“I saw Carrie yesterday,” announced my partner. “She’s still on maternity leave, but the baby’s almost a year now and she’s going back to work next week. She asked after you.”
Carrie – not her real name – was my favourite amongst the other middle-class mums who made up my NCT group, six full years ago. Back then we met in the group every week, and also, over the years, at the local market and playgrounds. Like most of the others, she was high-powered professionally, but thoroughly modest about it. In her early 30s, she was the youngest of the group, and I by far the oldest, but we had something in common that the others didn’t share; a kind of gauche, old-fashioned intellectualism, and a certain sheepishness about the crasser aspects of modern femininity. Amongst the yummy-mummies, we were definitely uncool; yet in our understated way we were actually the brightest of the lot. Or so I always imagined. We called ourselves feminists, for a start.
Carrie went back to work, and in due course got pregnant a second time. She still lives about 200 yards from us; but I haven’t seen her since shortly after her daughter’s birth, or barely at all since our first-borns started school. It’s down to one thing only, really. Private education.
There’s no getting away from it; when you love your child’s school – as I do, most of the time – you cannot really forgive someone who crosses the city with her child twice daily and pays out inordinate sums – which I know isn’t easy for her – just to keep her child out of it. And that’s before I even get started on the longer-term effects this decision will have on her and her family. Or even start thinking about society at large.
The latter point, I will leave to Will Hutton, who puts it clearly enough. Right now, Carrie still considers, probably, my son a suitable companion for her own. They always did play well together, being similar in temperament. Because of his birthday, my son is in the school year ahead though only just older, but no matter; probably all the better to aid her own with his homework, she might reason. My boy is a helpful, considerate sort.
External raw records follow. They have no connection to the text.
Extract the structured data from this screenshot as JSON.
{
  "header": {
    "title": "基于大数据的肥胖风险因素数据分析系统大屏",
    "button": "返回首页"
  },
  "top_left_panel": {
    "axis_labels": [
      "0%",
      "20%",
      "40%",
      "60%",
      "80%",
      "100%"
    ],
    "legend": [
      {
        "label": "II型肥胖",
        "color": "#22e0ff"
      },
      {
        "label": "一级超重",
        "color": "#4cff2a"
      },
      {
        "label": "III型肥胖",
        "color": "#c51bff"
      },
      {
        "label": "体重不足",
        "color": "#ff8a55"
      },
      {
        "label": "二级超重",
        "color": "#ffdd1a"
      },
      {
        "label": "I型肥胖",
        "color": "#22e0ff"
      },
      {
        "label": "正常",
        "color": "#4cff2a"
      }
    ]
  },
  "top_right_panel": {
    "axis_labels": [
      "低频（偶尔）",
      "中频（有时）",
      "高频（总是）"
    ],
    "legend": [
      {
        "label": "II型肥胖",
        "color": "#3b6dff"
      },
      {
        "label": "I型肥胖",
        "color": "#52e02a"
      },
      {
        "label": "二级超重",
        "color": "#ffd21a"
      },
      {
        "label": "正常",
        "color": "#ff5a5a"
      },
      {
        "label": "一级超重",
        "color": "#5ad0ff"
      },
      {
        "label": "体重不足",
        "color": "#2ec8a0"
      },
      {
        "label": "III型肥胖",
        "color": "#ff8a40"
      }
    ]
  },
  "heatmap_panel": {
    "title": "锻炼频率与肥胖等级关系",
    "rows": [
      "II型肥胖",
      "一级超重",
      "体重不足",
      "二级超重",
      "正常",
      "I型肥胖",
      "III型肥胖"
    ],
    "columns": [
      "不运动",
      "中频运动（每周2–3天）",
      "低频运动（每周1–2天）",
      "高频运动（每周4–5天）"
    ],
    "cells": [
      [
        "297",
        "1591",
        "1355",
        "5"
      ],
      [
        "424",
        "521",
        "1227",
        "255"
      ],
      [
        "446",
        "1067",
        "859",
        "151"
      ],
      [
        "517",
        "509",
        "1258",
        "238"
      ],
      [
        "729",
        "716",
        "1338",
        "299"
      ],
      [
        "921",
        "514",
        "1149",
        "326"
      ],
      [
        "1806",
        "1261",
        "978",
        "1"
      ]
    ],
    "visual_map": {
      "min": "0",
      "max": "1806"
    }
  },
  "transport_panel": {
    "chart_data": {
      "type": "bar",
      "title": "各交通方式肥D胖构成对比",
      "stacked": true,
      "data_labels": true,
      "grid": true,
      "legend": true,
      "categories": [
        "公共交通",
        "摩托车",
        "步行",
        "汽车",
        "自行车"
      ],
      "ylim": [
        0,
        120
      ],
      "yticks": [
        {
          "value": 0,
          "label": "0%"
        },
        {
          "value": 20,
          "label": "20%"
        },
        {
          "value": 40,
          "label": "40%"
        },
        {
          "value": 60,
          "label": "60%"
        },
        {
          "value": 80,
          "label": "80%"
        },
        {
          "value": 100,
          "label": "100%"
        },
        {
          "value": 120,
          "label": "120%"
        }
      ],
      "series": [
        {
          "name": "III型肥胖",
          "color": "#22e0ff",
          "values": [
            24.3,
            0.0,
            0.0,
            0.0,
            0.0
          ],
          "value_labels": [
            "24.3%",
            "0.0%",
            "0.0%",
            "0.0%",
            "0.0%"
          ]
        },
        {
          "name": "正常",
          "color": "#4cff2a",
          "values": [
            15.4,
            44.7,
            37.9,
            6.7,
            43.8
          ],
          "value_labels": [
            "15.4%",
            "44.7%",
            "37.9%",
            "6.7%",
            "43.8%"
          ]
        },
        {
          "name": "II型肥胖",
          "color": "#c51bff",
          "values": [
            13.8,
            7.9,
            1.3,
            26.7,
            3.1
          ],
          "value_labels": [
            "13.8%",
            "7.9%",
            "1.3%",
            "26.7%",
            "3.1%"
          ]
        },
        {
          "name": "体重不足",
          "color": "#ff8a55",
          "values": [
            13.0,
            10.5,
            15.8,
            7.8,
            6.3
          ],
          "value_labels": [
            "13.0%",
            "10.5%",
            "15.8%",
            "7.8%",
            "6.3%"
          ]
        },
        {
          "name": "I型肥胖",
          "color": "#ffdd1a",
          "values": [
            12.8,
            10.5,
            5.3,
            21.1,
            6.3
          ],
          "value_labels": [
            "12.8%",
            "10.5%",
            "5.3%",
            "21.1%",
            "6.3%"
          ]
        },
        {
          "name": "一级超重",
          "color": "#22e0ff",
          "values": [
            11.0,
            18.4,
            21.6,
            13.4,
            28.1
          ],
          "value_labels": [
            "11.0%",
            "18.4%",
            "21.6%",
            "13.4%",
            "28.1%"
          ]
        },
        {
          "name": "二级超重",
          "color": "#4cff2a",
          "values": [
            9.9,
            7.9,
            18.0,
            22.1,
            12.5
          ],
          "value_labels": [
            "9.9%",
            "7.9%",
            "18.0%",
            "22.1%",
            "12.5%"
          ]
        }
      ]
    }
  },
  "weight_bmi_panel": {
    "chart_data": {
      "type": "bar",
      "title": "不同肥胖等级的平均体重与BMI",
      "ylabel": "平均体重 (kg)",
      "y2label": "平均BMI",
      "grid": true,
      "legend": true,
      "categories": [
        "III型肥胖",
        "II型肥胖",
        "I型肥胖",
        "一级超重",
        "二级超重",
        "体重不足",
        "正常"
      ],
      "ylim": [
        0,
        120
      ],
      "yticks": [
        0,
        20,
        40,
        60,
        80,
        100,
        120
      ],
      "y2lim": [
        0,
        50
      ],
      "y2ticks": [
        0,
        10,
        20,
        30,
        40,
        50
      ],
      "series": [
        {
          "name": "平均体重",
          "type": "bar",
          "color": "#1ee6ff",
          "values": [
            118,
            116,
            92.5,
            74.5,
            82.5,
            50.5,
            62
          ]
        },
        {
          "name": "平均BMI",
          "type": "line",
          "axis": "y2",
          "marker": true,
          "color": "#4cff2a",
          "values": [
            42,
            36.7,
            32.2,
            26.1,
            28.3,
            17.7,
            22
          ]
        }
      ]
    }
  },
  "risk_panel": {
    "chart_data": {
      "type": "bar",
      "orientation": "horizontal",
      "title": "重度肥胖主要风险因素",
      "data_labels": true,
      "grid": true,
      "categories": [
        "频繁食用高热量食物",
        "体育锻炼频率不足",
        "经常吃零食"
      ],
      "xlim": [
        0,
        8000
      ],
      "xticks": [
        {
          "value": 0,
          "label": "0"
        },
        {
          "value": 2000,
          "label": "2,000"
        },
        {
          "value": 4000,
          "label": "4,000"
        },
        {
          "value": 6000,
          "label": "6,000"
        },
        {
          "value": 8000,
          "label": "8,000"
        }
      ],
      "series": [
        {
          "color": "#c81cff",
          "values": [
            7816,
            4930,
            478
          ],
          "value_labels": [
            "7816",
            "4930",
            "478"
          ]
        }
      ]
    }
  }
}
How long though, before my child’s ease and familiarity with the local council estate kids, his occasional adoption of their vernacular, leads her to decide her boy is better off sticking to his own? Before her boy himself decides there’s something not quite the business about mine, starts condescending not-so-subtly, and you know, mummy, his hair and skin look a bit funny, just like all those other boys you don’t like me talking to, have you noticed?
At very least, maintaining our friendship would require me and my child to blank out the place which is now the centre of our lives; school and the gorgeous children in it. Those children, whose only disadvantage is, in some cases, severe poverty, make our day, and our school the vibrant, exceptional, international and happy place it is.
Yet I can’t help recalling Carrie’s occasional, uncharacteristically contemptuous comments, about babies at the Sure Start playgroup, or toddlers and their parents in the public playground, “probably fed coke in a bottle, left for hours in front of the telly” etc. I know she is still talking the same way now about my boy’s brilliant school-friends; indeed, they may be the very same kids. Her delusions and prejudice will be getting worse, year on year, as she spends more and more hard-earned money on avoiding us; and her children, what’s worse, will be getting the message.
How long could Carrie and I maintain a civil conversation, I wonder, while skirting all mention of the places our elder children spend the best part of their lives? How long could I refrain from revealing my conviction that her child’s nice prep school is actually one of the most socially pernicious and racially divisive institutions in the country? I’m not exaggerating. Private education is bad for her, for me, for our sons and for our city. It’s bad for everyone.